Wikipedia defines a brand as: ‘a name, term, design, symbol, or any other feature that differentiates one seller’s goods and services as distinct from those of other sellers’. Unfortunately, in today’s world, Wikipedia isn’t far off. We have become infatuated with these symbols, living within a corporate world that rules and controls everything from politics to our social lives. So, is that all that makes a brand? Sahar el-Arishy, CEO and founder of 18.213 begs to differ, for her, “A brand is so much more than a barter of give and take; it’s about the feeling, the giving of a story to another human being. And that’s what I intend to do”.

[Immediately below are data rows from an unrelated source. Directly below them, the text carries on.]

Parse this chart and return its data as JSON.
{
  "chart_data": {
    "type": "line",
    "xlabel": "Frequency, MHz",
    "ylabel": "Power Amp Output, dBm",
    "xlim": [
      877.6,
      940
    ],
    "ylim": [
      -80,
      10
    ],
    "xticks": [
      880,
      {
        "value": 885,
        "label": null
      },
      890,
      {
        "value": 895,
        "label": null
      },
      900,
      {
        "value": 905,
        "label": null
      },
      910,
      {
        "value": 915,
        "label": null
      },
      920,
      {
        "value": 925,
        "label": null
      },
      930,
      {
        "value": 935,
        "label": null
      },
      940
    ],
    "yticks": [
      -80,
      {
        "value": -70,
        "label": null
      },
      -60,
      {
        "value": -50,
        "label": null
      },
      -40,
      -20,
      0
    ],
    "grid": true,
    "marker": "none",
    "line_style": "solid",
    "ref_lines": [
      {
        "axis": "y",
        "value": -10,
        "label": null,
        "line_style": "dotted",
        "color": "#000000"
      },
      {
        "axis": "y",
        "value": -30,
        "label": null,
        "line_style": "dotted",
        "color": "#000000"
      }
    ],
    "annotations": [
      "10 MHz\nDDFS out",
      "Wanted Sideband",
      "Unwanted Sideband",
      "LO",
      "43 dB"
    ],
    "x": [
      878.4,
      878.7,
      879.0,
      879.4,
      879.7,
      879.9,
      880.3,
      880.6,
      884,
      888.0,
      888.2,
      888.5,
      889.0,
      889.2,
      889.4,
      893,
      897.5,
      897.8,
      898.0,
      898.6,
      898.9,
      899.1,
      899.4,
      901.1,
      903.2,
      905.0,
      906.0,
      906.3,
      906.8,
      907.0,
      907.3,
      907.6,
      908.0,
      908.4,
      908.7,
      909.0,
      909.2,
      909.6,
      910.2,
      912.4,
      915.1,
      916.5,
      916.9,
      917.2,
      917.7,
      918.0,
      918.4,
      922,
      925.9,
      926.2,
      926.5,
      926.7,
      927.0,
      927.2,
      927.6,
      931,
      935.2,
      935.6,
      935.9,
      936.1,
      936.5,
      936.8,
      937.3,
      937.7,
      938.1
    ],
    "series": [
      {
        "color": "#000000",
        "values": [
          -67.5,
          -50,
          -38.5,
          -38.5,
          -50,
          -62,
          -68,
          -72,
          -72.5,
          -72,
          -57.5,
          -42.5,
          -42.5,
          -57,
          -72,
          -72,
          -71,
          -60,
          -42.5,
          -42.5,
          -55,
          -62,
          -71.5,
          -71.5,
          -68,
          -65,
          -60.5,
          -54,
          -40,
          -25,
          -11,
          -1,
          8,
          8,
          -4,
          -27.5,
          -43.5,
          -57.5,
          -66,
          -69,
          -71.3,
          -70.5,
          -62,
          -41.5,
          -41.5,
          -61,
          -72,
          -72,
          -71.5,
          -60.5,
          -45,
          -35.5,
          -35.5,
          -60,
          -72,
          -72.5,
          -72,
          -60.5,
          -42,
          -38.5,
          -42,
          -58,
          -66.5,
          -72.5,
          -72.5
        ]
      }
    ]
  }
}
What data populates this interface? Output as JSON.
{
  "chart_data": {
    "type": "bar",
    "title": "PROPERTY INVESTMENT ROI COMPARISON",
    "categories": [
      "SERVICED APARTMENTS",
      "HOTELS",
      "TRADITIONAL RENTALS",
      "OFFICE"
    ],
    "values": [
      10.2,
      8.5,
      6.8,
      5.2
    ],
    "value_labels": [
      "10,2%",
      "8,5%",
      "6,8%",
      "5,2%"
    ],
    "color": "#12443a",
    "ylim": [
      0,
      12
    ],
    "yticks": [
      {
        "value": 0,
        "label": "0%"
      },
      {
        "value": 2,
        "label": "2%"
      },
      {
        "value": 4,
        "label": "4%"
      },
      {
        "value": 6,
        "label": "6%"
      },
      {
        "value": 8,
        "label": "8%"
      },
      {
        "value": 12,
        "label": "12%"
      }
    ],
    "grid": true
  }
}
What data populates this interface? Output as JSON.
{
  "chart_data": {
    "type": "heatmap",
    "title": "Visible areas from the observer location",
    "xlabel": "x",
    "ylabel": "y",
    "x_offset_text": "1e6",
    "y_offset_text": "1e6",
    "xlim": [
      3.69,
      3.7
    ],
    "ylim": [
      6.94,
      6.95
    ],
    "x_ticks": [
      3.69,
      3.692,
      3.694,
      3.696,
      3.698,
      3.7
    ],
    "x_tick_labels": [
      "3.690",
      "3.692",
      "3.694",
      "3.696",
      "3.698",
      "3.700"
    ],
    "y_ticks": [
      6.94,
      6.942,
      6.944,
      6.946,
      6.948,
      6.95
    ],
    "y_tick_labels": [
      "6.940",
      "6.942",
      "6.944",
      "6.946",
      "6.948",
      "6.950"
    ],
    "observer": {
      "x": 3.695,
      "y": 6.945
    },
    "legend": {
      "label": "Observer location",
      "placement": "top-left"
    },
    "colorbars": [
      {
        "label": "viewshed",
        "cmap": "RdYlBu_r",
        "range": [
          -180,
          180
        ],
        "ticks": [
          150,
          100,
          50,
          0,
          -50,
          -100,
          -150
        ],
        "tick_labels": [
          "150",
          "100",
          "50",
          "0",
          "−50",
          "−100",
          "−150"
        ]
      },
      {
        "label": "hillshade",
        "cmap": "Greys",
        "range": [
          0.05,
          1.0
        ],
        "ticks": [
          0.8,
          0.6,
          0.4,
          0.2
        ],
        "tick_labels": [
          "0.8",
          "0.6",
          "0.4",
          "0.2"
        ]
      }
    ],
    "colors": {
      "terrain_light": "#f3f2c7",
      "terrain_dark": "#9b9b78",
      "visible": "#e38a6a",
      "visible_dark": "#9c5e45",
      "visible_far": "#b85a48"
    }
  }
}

“A brand is so much more than a barter of give and take; it’s about the feeling, the giving of a story to another human being. And that’s what I intend to do.”
18.213 is Egypt’s first pop-up venue, a space made for event planning and marketing for local businesses and new, fresh Egyptian entrepreneurs. Stunningly modern and sleek, yet still authentic and comfortable, the space is a marvel to behold; a duplicate of the woman behind the design. Sahar started her business in 2012 after a ton of research and a leap of faith. Starting any business in a post-revolutionary, economic-crises plagued context is extremely risky, but starting the first pop-up venue in a third world country is another statistic altogether. Sahar explains to us, “My intention of keeping it alive was so strong that I had to be extremely resourceful. I gave it my all, putting everything in; time, money, energy. The dots all started to connect and everything fell together”.
Sahar’s first client was Deana Shabaan, the notorious fashion designer, who met Sahar coincidentally and connected with her immediately. As soon as she took up the project, Sahar gorgeously transformed the place into what could be described as “a hip New York Boutique”. Despite all the odds that were against her, the event was a complete hit. People came from all over the city to experience local fashion brought to life, and Deana’s designs sold out overnight. How? Sahar tells us that, “It was simply because I believed in myself, my work, and Deana’s story. It was that simple”.
Sahar is also very selective about her clientele. She explains, “My philosophy is very simple; everything I do, I have to believe in. I’m very adept at using my intuition and I don’t compromise. Having a very quick radar for picking up on when someone is being authentic and when someone’s brand lacks purpose allows me to ensure that I only take on clients that really have a strong purpose behind their brand. Putting business second to my principles, I don’t take international brands, only local”.
With a strong commitment to family, Sahar had to temporarily put 18.213 on hold to leave Egypt in 2012. Working as a full-time mom, Sahar also decided to go back to school and get a degree in event planning, so that she could educate herself on the foundations of the industry. “Retaining information at that age simply isn’t as easy as it was before. The added factor of being a full-time parent made it the hardest two years of my life. I also had another goal with that degree: I needed to excel, not only for myself, but to put Egypt on the map as a successful Egyptian woman”.
“I want to represent a new generation of Egyptian women who change the paradigm; redefining our own roles and changing the conversation”.
With the new qualifications under her belt, Sahar returned to Egypt, kick-starting 18.213 and taking on a range of new clients representing both fashion and wellness. “This project for me, is both a form of activism and empowerment. It provides a platform for me to encourage local brands and entrepreneurs to continue down the exciting roads that they’re on as well as building new roads for future generations to walk on. I want to represent a new generation of Egyptian women who change the paradigm; redefining our own roles and changing the conversation”, Sahar tells us.
Completely shattering any global perceptions of Egypt as lacking creative innovation and talent, Sahar el-Arishy is reshaping perspectives of business, revamping the industry and redefining what an Egyptian woman can do. Sahar, we salute you!